Dessa forma, o critério regulamentar tende a reduzir um conceito jurídico indeterminado, essencialmente aberto e dependente da realidade fática a um parâmetro rígido e potencialmente incompatível com a ordem constitucional.
Controle de constitucionalidade: a ADPF 1097
A controvérsia foi levada ao Supremo Tribunal Federal por meio da ADPF 1097, na qual se questiona a validade constitucional da fixação do mínimo existencial por ato do Poder Executivo.
A discussão evidencia tensão relevante entre normatização administrativa e reserva de conformação constitucional dos direitos fundamentais.
Clique para acompanhar a ADPF.
Natureza jurídica do valor de R$ 600,00: baliza mínima, não limite absoluto
Diante desse cenário, o valor de R$ 600,00 deve ser interpretado como:
- parâmetro administrativo mínimo.
- não como limite máximo ou absoluto da dignidade humana.
O Poder Judiciário mantém plena competência para afastar a aplicação literal do decreto sempre que verificada insuficiência do valor para assegurar condições mínimas de existência. A atuação técnica em casos de superendividamento exige superação da leitura meramente normativa e adoção de abordagem probatória e constitucionalmente orientada.
Nesse sentido, destacam-se três eixos fundamentais:
1. Individualização da prova
É imprescindível demonstrar, de forma concreta:
- custo de vida do devedor;
- despesas essenciais (alimentação, moradia, saúde, transporte);
- composição familiar e eventuais dependentes.

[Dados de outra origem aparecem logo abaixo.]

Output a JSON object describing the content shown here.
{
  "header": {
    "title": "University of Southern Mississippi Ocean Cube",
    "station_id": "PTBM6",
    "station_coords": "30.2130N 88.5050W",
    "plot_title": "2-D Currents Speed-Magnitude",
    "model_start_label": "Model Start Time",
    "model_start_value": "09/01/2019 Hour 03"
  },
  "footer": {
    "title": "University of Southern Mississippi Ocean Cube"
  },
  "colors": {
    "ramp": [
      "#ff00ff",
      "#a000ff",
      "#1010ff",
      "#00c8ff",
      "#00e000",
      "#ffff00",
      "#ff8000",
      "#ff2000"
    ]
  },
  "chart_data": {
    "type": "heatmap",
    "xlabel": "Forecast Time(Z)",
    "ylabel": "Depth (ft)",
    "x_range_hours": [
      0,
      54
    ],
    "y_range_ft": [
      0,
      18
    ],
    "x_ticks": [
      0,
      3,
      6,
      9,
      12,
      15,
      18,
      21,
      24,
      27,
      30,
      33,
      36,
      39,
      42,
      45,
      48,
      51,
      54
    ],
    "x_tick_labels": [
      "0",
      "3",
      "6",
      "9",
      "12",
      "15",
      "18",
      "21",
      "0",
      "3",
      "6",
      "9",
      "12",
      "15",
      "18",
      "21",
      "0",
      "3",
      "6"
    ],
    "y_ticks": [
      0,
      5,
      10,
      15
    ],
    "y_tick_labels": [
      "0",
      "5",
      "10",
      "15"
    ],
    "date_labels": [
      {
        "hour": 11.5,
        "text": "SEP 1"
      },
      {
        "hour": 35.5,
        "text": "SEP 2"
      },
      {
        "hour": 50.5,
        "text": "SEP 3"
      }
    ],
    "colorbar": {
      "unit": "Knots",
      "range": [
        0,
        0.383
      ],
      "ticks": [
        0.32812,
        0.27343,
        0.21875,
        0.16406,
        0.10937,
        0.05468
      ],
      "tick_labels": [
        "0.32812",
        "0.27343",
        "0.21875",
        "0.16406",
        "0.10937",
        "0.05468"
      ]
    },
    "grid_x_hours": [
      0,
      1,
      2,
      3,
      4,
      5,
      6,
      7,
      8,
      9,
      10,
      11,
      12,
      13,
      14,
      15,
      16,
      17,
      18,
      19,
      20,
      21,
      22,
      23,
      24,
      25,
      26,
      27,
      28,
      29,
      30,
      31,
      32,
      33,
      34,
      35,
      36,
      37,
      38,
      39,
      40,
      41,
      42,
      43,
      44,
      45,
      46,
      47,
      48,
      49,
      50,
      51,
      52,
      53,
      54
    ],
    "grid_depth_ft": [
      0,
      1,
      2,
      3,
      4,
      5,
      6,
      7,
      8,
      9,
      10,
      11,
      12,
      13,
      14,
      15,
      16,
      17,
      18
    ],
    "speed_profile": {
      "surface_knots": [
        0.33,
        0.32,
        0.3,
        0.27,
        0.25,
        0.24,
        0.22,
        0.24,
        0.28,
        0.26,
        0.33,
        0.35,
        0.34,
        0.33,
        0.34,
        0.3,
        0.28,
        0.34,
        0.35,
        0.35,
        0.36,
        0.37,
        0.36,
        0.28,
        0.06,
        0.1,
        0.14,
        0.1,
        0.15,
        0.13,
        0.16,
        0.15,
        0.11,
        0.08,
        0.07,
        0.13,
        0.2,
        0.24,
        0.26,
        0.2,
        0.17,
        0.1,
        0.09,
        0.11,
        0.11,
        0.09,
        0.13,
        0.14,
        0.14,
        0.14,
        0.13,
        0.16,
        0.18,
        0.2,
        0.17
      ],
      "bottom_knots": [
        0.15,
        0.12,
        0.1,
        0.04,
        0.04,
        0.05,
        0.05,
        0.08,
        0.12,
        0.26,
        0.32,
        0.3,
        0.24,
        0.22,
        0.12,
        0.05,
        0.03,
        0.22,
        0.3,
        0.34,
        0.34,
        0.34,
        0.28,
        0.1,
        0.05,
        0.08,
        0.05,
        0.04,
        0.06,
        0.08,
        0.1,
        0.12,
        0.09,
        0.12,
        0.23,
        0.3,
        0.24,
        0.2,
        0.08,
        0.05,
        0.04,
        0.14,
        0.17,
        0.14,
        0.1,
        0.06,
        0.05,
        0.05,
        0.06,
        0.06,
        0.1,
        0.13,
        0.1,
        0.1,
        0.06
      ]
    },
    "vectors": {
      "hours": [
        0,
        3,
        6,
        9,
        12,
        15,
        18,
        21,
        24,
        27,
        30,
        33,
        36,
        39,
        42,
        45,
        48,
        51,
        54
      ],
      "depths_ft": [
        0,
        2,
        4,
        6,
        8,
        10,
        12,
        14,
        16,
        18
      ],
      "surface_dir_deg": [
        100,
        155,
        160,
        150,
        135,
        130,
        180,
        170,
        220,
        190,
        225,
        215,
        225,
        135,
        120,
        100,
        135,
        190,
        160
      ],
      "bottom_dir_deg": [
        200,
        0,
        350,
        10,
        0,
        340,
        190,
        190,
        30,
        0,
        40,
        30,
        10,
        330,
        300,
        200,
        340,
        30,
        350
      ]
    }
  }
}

A prova da insuficiência do valor residual é o elemento central para o êxito da demanda.
2. Fundamentação constitucional
Deve-se invocar:
- dignidade da pessoa humana (art. 1º, III, CF);
- direitos sociais (art. 6º, CF);
- vedação ao retrocesso social;
como fundamentos para afastar a aplicação mecânica do valor fixado em decreto.
3. Utilização adequada do rito de repactuação
O procedimento previsto no art. 104-A do CDC deve ser utilizado de forma estratégica, com:
- apresentação de plano de pagamento realista;
- demonstração da impossibilidade de adimplemento sem violação do mínimo existencial;
- busca de revisão contratual em ambiente conciliatório supervisionado pelo Judiciário.
Conclusão
A fixação do mínimo existencial em R$ 600,00 representa tentativa de objetivação de um conceito essencialmente fluido e dependente da realidade concreta.
Embora útil como referência administrativa, tal parâmetro não esgota a proteção constitucional conferida ao consumidor superendividado.
A efetividade do instituto reside, em última análise, na atuação do Poder Judiciário e na capacidade do operador do Direito de demonstrar que a execução da dívida, nos moldes praticados, compromete o núcleo essencial da dignidade humana.